One of the most re-Tweeted Tweets on Twitter on Sunday, by Tom Crabtree of the Tampa Bay Buccaneers, reflects an Ubuntu mindset: “How cool would it be to live in a world where George Zimmerman offered Trayvon Martin a ride home to get him out of the rain that night.” A sense of the interconnectedness of all of life and a spirit of generosity would, indeed, have led to a very different outcome. The ubiquity of this tweet, the way it has been embraced by so many people, suggests that a good portion of society might be ready to live into this mindset.  How might an Ubuntu mindset lead to a reexamination of Florida’s “stand your ground” law?  How might an Ubuntu mindset lead to structures of justice that serve all people equally?

Nelson Mandela gave the gift of Ubuntu leadership to the new South Africa, and in doing so, opened Ubuntu’s possibilities to the world.  Let us honor Nelson Mandela on his 95th birthday today by engaging our imaginations, our hearts, and our minds in the possibilities of Ubuntu for the challenges before us now.  May we rise to the occasion and apply Ubuntu principles in our time just as creatively as Nelson Mandela did in his.

(Parts of this article are excerpted from The Soul of a Leader (Crossroad, 2008). Used with permission of the publisher.)

6 Responses to “Nelson Mandela, Trayvon Martin, and Ubuntu”

  1. 1 The Rev. Dr. Regina Christianson July 18, 2013 at 7:14 pm

    Margaret, I shared this on FB. Well done. BTW, I’m now the Rev. Dr. I use your teachings frequently and recommend your work to anyone listening.

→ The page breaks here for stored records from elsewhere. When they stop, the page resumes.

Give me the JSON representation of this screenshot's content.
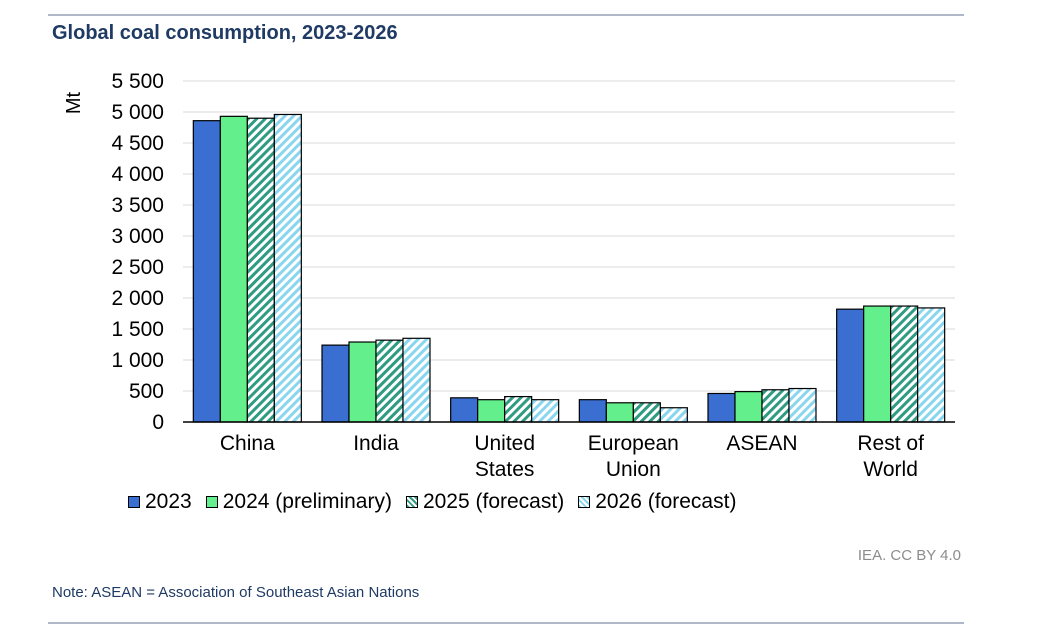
{
  "title": "Global coal consumption, 2023-2026",
  "credit": "IEA. CC BY 4.0",
  "note": "Note: ASEAN = Association of Southeast Asian Nations",
  "chart_data": {
    "type": "bar",
    "ylabel": "Mt",
    "ylim": [
      0,
      5500
    ],
    "yticks": [
      0,
      500,
      1000,
      1500,
      2000,
      2500,
      3000,
      3500,
      4000,
      4500,
      5000,
      5500
    ],
    "ytick_labels": [
      "0",
      "500",
      "1 000",
      "1 500",
      "2 000",
      "2 500",
      "3 000",
      "3 500",
      "4 000",
      "4 500",
      "5 000",
      "5 500"
    ],
    "grid": true,
    "legend_position": "bottom",
    "categories": [
      [
        "China"
      ],
      [
        "India"
      ],
      [
        "United",
        "States"
      ],
      [
        "European",
        "Union"
      ],
      [
        "ASEAN"
      ],
      [
        "Rest of",
        "World"
      ]
    ],
    "series": [
      {
        "name": "2023",
        "color": "#3a6fd1",
        "pattern": "solid",
        "values": [
          4860,
          1240,
          390,
          360,
          460,
          1820
        ]
      },
      {
        "name": "2024 (preliminary)",
        "color": "#63f08c",
        "pattern": "solid",
        "values": [
          4930,
          1290,
          360,
          310,
          490,
          1870
        ]
      },
      {
        "name": "2025 (forecast)",
        "color": "#2e9b82",
        "pattern": "hatch",
        "values": [
          4900,
          1320,
          410,
          310,
          520,
          1870
        ]
      },
      {
        "name": "2026 (forecast)",
        "color": "#8ad6ee",
        "pattern": "hatch",
        "values": [
          4960,
          1350,
          360,
          230,
          540,
          1840
        ]
      }
    ]
  }
}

  2. 3 Susie Allen July 19, 2013 at 1:49 pm

    Oh yes – the course taken and led by Nelson Mandela reminds me of Walter Wink’s idea of the third way. We so often get stuck in dualistic thinking – when we can break through, powerful healing and reconciliation can occur. Thank you for sharing this inspiring reflection.

    • 4 executivesoulblog July 20, 2013 at 1:04 pm

      Walter Wink’s idea of the third way is indeed helpful here, Susie. I often find myself stuck in dualistic thinking and find inspiration and hope in people like Nelson Mandela. Thank you, Susie.

  3. 5 Mona Silipo July 20, 2013 at 5:23 pm

    This is one of your best, Margaret. Ubuntu comprises so many qualities that the “developed” countries ought to be striving for– compassion, empathy, forgiveness, non-violence, patience, tolerance. . . I’m reminded of something Thom Knoles, who is regarded as a maharishi–great soul– in India, said: “To make the world a more ideal place requires cooperative enterprise. The ability to cooperate is proportional to one’s access to inner fulfilment. The inability to cooperate demonstrates inner neediness.”